10. The dual-timescale control method considering the control potential of industrial users according to claim 9, characterized in that, The steps of training and solving the coupled interaction-based day-ahead and day-intraday decision agents using the flexible actor-critic algorithm architecture based on asynchronous dual interaction include: Initialize the network parameters and target network of the flexible actor-critic algorithm for the day-ahead decision agent and the intraday decision agent respectively, and create independent experience replay pools for each; The decision-making agent and the intraday decision-making agent interact with the environment based on their respective strategies and store the resulting interaction data into their respective experience pools. During the training loop, samples are taken from two experience pools to independently but synchronously update the parameters of the critic network, policy network, and target network of the day-ahead decision agent and the intraday decision agent.

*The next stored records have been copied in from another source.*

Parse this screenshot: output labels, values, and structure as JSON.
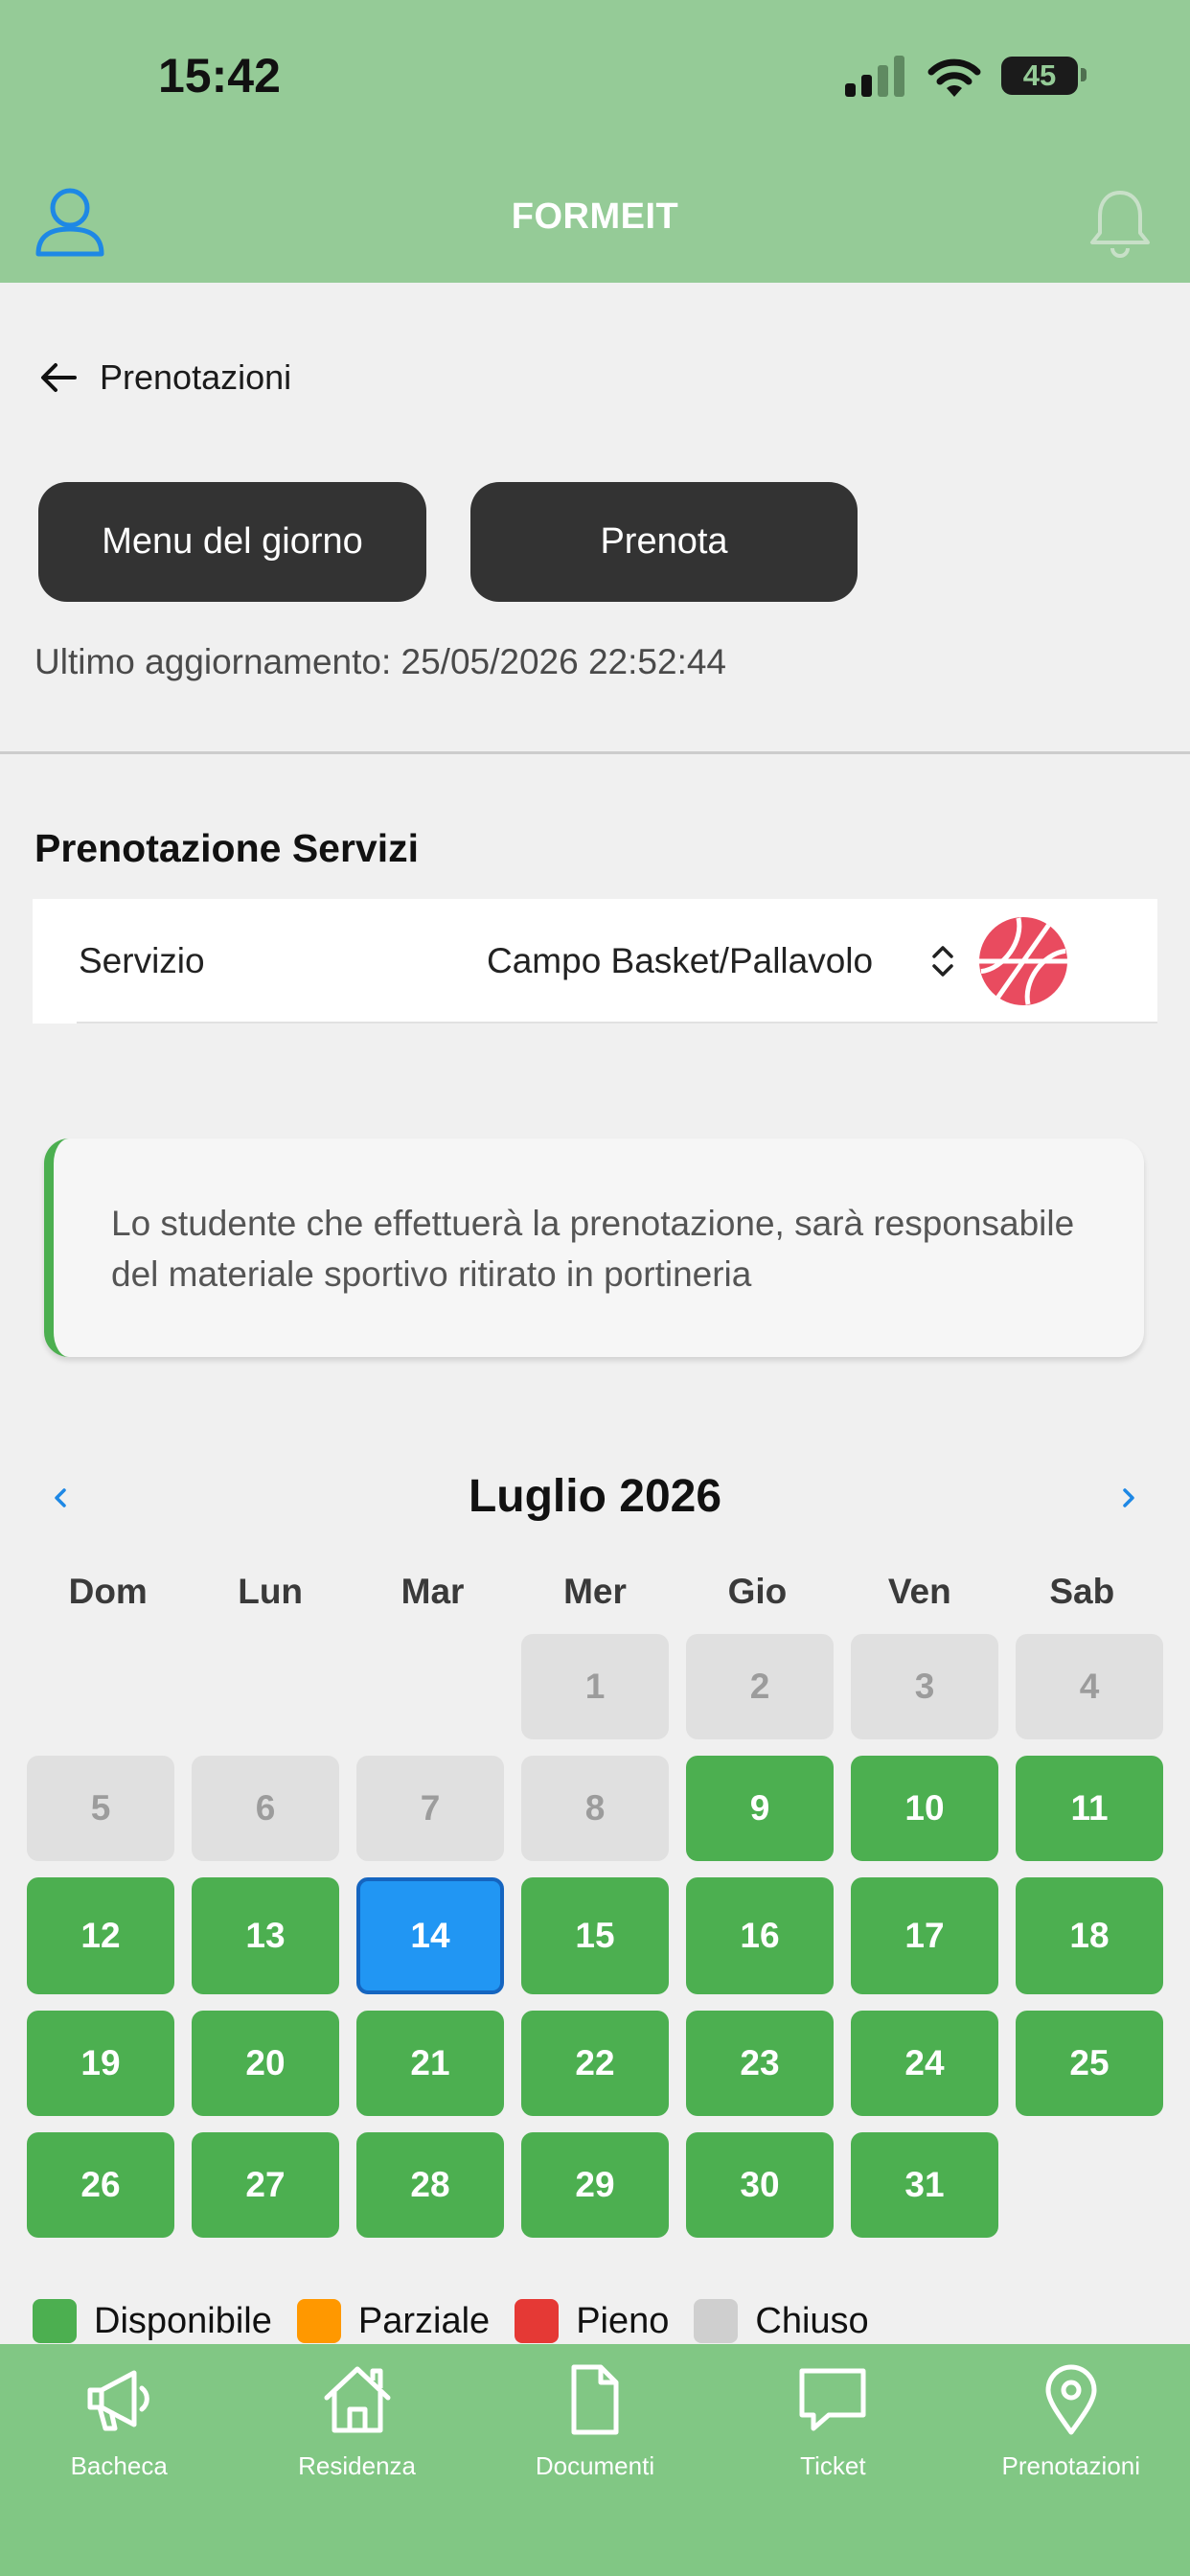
{
  "status_bar": {
    "time": "15:42",
    "battery": "45"
  },
  "header": {
    "title": "FORMEIT"
  },
  "nav_back": {
    "label": "Prenotazioni"
  },
  "actions": {
    "menu_label": "Menu del giorno",
    "prenota_label": "Prenota"
  },
  "last_update": "Ultimo aggiornamento: 25/05/2026 22:52:44",
  "booking": {
    "section_title": "Prenotazione Servizi",
    "service_label": "Servizio",
    "service_value": "Campo Basket/Pallavolo"
  },
  "info_message": "Lo studente che effettuerà la prenotazione, sarà responsabile del materiale sportivo ritirato in portineria",
  "calendar": {
    "title": "Luglio 2026",
    "weekdays": [
      "Dom",
      "Lun",
      "Mar",
      "Mer",
      "Gio",
      "Ven",
      "Sab"
    ],
    "first_weekday_index": 3,
    "days": [
      {
        "day": "1",
        "status": "closed"
      },
      {
        "day": "2",
        "status": "closed"
      },
      {
        "day": "3",
        "status": "closed"
      },
      {
        "day": "4",
        "status": "closed"
      },
      {
        "day": "5",
        "status": "closed"
      },
      {
        "day": "6",
        "status": "closed"
      },
      {
        "day": "7",
        "status": "closed"
      },
      {
        "day": "8",
        "status": "closed"
      },
      {
        "day": "9",
        "status": "available"
      },
      {
        "day": "10",
        "status": "available"
      },
      {
        "day": "11",
        "status": "available"
      },
      {
        "day": "12",
        "status": "available"
      },
      {
        "day": "13",
        "status": "available"
      },
      {
        "day": "14",
        "status": "selected"
      },
      {
        "day": "15",
        "status": "available"
      },
      {
        "day": "16",
        "status": "available"
      },
      {
        "day": "17",
        "status": "available"
      },
      {
        "day": "18",
        "status": "available"
      },
      {
        "day": "19",
        "status": "available"
      },
      {
        "day": "20",
        "status": "available"
      },
      {
        "day": "21",
        "status": "available"
      },
      {
        "day": "22",
        "status": "available"
      },
      {
        "day": "23",
        "status": "available"
      },
      {
        "day": "24",
        "status": "available"
      },
      {
        "day": "25",
        "status": "available"
      },
      {
        "day": "26",
        "status": "available"
      },
      {
        "day": "27",
        "status": "available"
      },
      {
        "day": "28",
        "status": "available"
      },
      {
        "day": "29",
        "status": "available"
      },
      {
        "day": "30",
        "status": "available"
      },
      {
        "day": "31",
        "status": "available"
      }
    ]
  },
  "legend": [
    {
      "label": "Disponibile",
      "color": "#4caf50"
    },
    {
      "label": "Parziale",
      "color": "#ff9800"
    },
    {
      "label": "Pieno",
      "color": "#e53935"
    },
    {
      "label": "Chiuso",
      "color": "#cfcfcf"
    }
  ],
  "bottom_nav": [
    {
      "label": "Bacheca",
      "icon": "megaphone-icon"
    },
    {
      "label": "Residenza",
      "icon": "home-icon"
    },
    {
      "label": "Documenti",
      "icon": "document-icon"
    },
    {
      "label": "Ticket",
      "icon": "chat-icon"
    },
    {
      "label": "Prenotazioni",
      "icon": "location-pin-icon"
    }
  ]
}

After training, the strategies derived by the daytime decision agent and the intraday decision agent are the dual-timescale collaborative control strategies for the industrial user.

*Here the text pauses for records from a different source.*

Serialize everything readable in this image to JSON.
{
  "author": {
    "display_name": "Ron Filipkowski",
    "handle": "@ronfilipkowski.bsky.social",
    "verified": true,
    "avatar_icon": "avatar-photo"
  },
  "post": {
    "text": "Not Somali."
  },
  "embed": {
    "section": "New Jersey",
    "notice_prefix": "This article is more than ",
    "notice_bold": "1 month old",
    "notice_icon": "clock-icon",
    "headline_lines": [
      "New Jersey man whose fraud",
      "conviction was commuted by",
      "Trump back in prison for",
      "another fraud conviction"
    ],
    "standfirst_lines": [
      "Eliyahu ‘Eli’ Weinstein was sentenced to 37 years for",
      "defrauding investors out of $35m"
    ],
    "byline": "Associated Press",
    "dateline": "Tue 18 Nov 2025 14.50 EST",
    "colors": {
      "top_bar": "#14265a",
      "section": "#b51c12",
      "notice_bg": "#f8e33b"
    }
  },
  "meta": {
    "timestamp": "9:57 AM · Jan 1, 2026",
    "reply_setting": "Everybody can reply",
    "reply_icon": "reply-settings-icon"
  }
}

11. The dual-timescale control method considering the control potential of industrial users according to claim 1, characterized in that, The step of constructing a day-ahead production planning model for optimizing and regulating the production plan of an industrial park, with the goal of minimizing the total operating cost of the industrial park under the constraint of satisfying the adjustable range of the industrial load potential, includes: constructing a day-ahead objective function by combining the partial blue bar optimization method with the goal of minimizing the total operating cost of the industrial park, and setting day-ahead constraints for the day-ahead objective function with the adjustable range of the industrial load potential as one of the constraints, thereby obtaining the day-ahead production planning model.

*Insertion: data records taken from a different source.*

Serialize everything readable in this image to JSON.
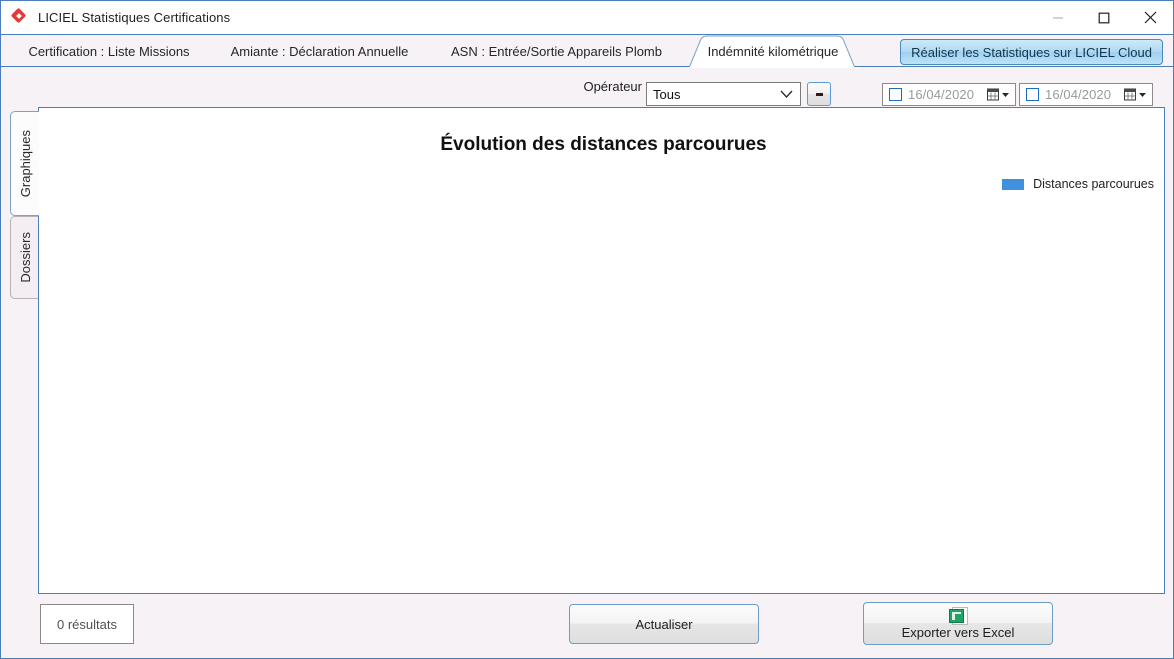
{
  "window": {
    "title": "LICIEL Statistiques Certifications",
    "app_icon": "liciel-diamond-icon",
    "controls": {
      "minimize": "minimize-icon",
      "maximize": "maximize-icon",
      "close": "close-icon"
    }
  },
  "tabs": [
    {
      "label": "Certification : Liste Missions",
      "active": false
    },
    {
      "label": "Amiante : Déclaration Annuelle",
      "active": false
    },
    {
      "label": "ASN : Entrée/Sortie Appareils Plomb",
      "active": false
    },
    {
      "label": "Indémnité kilométrique",
      "active": true
    }
  ],
  "cloud_button": {
    "label": "Réaliser les Statistiques sur LICIEL Cloud",
    "accent": "#aed9f2",
    "border": "#4a89b8"
  },
  "toolbar": {
    "operator_label": "Opérateur",
    "operator_value": "Tous",
    "operator_placeholder": "Tous",
    "minus_button_label": "-",
    "date_from": {
      "value": "16/04/2020",
      "checked": false,
      "icon": "calendar-icon"
    },
    "date_to": {
      "value": "16/04/2020",
      "checked": false,
      "icon": "calendar-icon"
    }
  },
  "side_tabs": [
    {
      "label": "Graphiques",
      "active": true
    },
    {
      "label": "Dossiers",
      "active": false
    }
  ],
  "chart_data": {
    "type": "bar",
    "title": "Évolution des distances parcourues",
    "xlabel": "",
    "ylabel": "",
    "categories": [],
    "series": [
      {
        "name": "Distances parcourues",
        "color": "#4090e0",
        "values": []
      }
    ],
    "legend": {
      "position": "top-right",
      "entries": [
        "Distances parcourues"
      ]
    },
    "grid": false,
    "empty_state": true
  },
  "footer": {
    "results_label": "0 résultats",
    "refresh_label": "Actualiser",
    "export_label": "Exporter vers Excel",
    "export_icon": "excel-icon"
  }
}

12. A dual-timescale control system considering the control potential of industrial users, used to execute the method according to any one of claims 1 to 11, characterized in that, include: The data acquisition module is used to acquire historical industrial load data and adjustable production equipment parameter information of users in the industrial park; The adjustable production equipment and related modeling module is used to establish an industrial load model for adjustable production equipment, establish the correlation between control incentives and adjustable production equipment based on the industrial load model, and construct a time series data input model for industrial user control potential. The regulation potential analysis module is used to input historical industrial load data into the industrial user regulation potential time series data input model. After obtaining the industrial user regulation potential time series input data, the regulation potential analysis is performed using the industrial load adjustable potential analysis model to obtain the adjustable range of industrial load potential. The control model construction module is used to construct a day-ahead production plan model for optimizing the control of the industrial park's production plan based on the adjustable production equipment parameter information, under the constraint of satisfying the adjustable range of the industrial load potential, with the goal of minimizing the total operating cost of the industrial park, and to construct an intraday control model for optimizing the control of the flexible adjustable production equipment with the goal of minimizing the total operating cost and power fluctuation of the industrial park. The dual-timescale control strategy intelligent generation module is used to construct day-ahead decision agents and intraday decision agents based on the day-ahead production planning model and the intraday control model, respectively, and then couple and interact to solve them to generate day-ahead-intraday coordinated control strategies.